Hal ini berisiko jika negara berkembang mengembangkan industri AI dengan cara yang hanya mengeksploitasi data tanpa mengendalikan atau melindungi kepentingan mereka sendiri.
- Jadi bagaimana cara mengatasi situasi ini, Profesor?
Profesor Toby Walsh: Sederhana saja, berinvestasilah pada manusia. Tingkatkan keterampilan manusia, pastikan mereka memahami AI. Dukung wirausahawan, perusahaan, dan universitas yang bergerak di bidang AI. Bersikaplah proaktif. Alih-alih menunggu negara lain mentransfer teknologi atau membimbing kita, kita harus proaktif dan memiliki teknologinya sendiri.
Yang lebih penting, kita perlu secara kuat mengadvokasi platform media sosial untuk menciptakan lingkungan yang aman bagi pengguna di Vietnam, tanpa memengaruhi demokrasi negara tersebut.
Faktanya, ada banyak contoh bagaimana konten media sosial telah memengaruhi hasil pemilu, memecah belah negara, dan bahkan memicu terorisme.
AI sangat berkembang di Vietnam. Belakangan ini, Vietnam telah menerapkan banyak kebijakan untuk mempromosikan AI, tetapi Vietnam juga menghadapi masalah, yaitu penipuan yang disebabkan oleh AI. Jadi, menurut Profesor, bagaimana seharusnya Vietnam menangani situasi ini?

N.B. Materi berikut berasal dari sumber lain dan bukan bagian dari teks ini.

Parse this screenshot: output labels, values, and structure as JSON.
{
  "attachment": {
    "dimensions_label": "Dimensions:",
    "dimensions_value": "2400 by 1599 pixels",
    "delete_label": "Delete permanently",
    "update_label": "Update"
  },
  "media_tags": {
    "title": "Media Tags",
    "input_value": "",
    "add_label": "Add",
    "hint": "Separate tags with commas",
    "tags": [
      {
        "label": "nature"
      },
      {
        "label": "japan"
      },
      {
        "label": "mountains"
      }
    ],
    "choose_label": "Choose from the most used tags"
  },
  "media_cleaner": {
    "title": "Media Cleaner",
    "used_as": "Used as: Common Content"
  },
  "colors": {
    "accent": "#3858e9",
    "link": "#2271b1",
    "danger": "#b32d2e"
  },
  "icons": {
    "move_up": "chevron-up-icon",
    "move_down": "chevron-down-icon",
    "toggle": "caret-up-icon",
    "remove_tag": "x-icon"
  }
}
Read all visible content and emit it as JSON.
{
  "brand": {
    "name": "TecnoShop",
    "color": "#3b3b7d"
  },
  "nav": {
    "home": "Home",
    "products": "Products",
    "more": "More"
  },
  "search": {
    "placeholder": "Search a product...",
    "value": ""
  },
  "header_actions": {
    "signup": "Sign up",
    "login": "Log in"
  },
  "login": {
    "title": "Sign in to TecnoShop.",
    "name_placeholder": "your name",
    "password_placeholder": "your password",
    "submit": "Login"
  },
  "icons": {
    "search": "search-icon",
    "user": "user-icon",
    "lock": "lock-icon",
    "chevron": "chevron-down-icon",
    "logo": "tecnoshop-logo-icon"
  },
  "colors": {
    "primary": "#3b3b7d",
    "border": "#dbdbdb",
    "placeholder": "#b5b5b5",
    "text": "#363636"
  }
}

Profesor Toby Walsh: Bagi individu, saya rasa cara paling sederhana adalah memverifikasi informasi. Misalnya, ketika kita menerima panggilan telepon atau email, misalnya dari bank, kita perlu memeriksanya kembali: kita bisa menghubungi nomor telepon tersebut kembali atau menghubungi bank secara langsung untuk memverifikasi informasi. Saat ini, banyak email palsu, nomor telepon palsu, bahkan panggilan Zoom pun bisa dipalsukan. Penipuan ini sangat sederhana, murah, dan tidak memakan banyak waktu.
Di keluarga saya, kami juga punya langkah pengamanan sendiri: sebuah "pertanyaan rahasia" yang hanya diketahui anggota keluarga, misalnya nama kelinci peliharaan kami. Ini memastikan informasi penting tetap rahasia dan tidak bocor.
- Terima kasih banyak./.
Profesor Toby Walsh adalah Cendekiawan Kehormatan ARC dan Profesor Scientia di bidang Kecerdasan Buatan (AI) di University of New South Wales Sydney (UNSW). Ia merupakan pendukung kuat penetapan batasan untuk memastikan AI digunakan untuk meningkatkan kualitas hidup manusia.
Ia juga merupakan Anggota Akademi Ilmu Pengetahuan Australia dan telah dimasukkan dalam daftar internasional "tokoh berpengaruh dalam AI."